2) There is talk of warm waters in the western Atlantic, but no mention of much colder than normal waters in the Northern part of the Atlantic, which certainly played a role.
3) Slingo correctly claims that their 3-monthly outlooks anticipated a stormy start to the winter. This was specifically related to the warm/cold gradient. So why no mention of this factor now?
4) As usual, Slingo goes on to talk about “fundamental physics”, but fails to quantify just how much extra rainfall this should in theory cause.
Theoretical studies suggest that the most we would be talking of is a few millimeters.
5) The underlying cause of the Cumbrian flooding has been the position of the jet stream, which has brought a succession of depressions towards the North West, including Desmond.
It is not acceptable for the Met Office’s Chief Scientist to fail to offer any explanation, or even thoughts, on why this should be. As far as meteorological matters are concerned, Sligo appears to be clearly out of her depth.
6) In particular, where is the relating of this storm to the many others in the past which have hit this part of the country?

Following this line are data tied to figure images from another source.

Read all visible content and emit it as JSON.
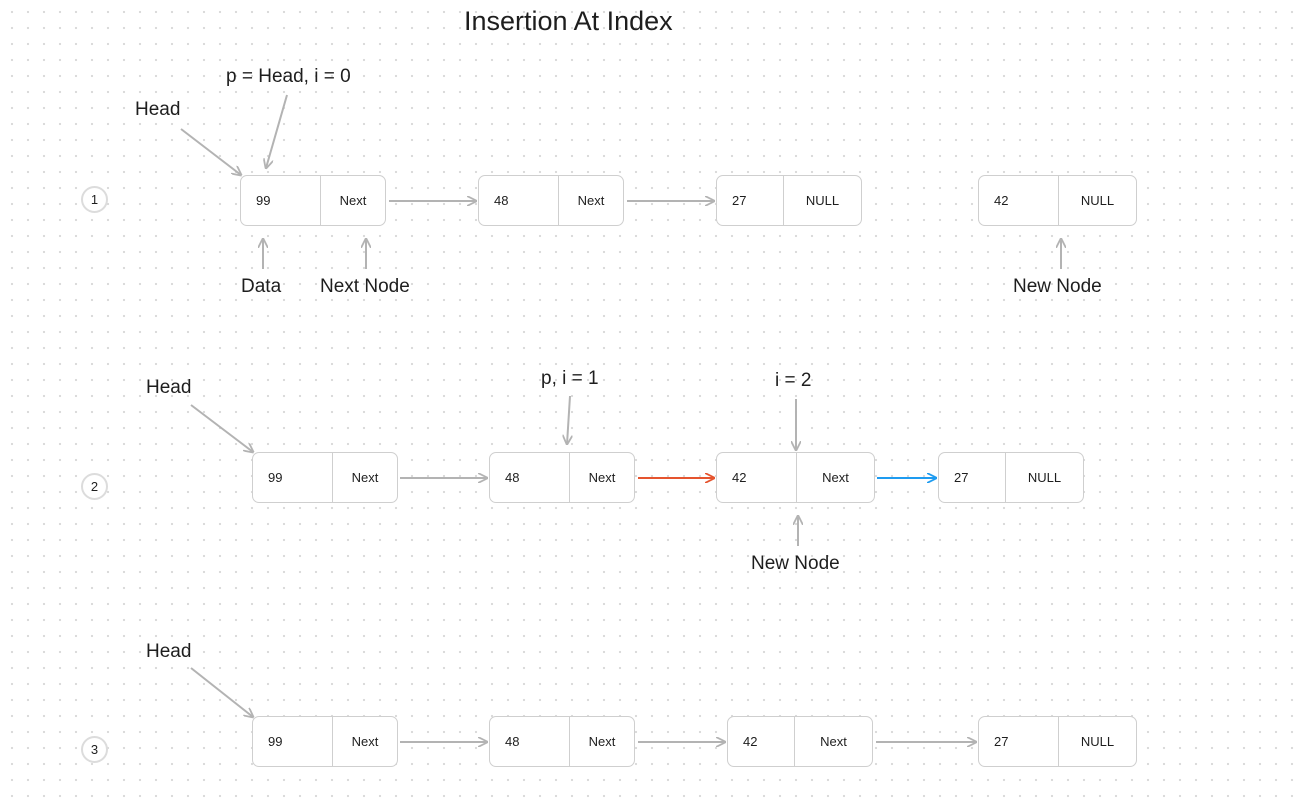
{
  "title": "Insertion At Index",
  "steps": [
    {
      "badge": "1",
      "nodes": [
        {
          "data": "99",
          "next": "Next"
        },
        {
          "data": "48",
          "next": "Next"
        },
        {
          "data": "27",
          "next": "NULL"
        },
        {
          "data": "42",
          "next": "NULL"
        }
      ],
      "labels": {
        "head": "Head",
        "pointer": "p = Head, i = 0",
        "data": "Data",
        "next_node": "Next Node",
        "new_node": "New Node"
      }
    },
    {
      "badge": "2",
      "nodes": [
        {
          "data": "99",
          "next": "Next"
        },
        {
          "data": "48",
          "next": "Next"
        },
        {
          "data": "42",
          "next": "Next"
        },
        {
          "data": "27",
          "next": "NULL"
        }
      ],
      "labels": {
        "head": "Head",
        "pointer": "p, i = 1",
        "index": "i = 2",
        "new_node": "New Node"
      }
    },
    {
      "badge": "3",
      "nodes": [
        {
          "data": "99",
          "next": "Next"
        },
        {
          "data": "48",
          "next": "Next"
        },
        {
          "data": "42",
          "next": "Next"
        },
        {
          "data": "27",
          "next": "NULL"
        }
      ],
      "labels": {
        "head": "Head"
      }
    }
  ],
  "colors": {
    "arrow": "#b3b3b3",
    "relink_arrow": "#e5542e",
    "new_link_arrow": "#1e9bf0",
    "node_border": "#cfcfcf",
    "badge_border": "#dcdcdc"
  }
}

7) Finally, we know that the storm in November 1898 brought very similar 24-hour rainfall totals to lower lying sites in the Lake District as Desmond. In those days, there were no rainfall gauges at higher altitude sites, such as Honister, so we simply don’t know whether it really was any wetter this time.
In the 1898 storm, it appears that most of the rain fell in about 16 hours, in turn suggesting an even more intense period of rain. Note that the 48-hour record for Thirlmere is said to have fallen over 38 hours. This indicates that it was the amount of time, during which the weather front was sat over the Lake District, that was the key factor last weekend.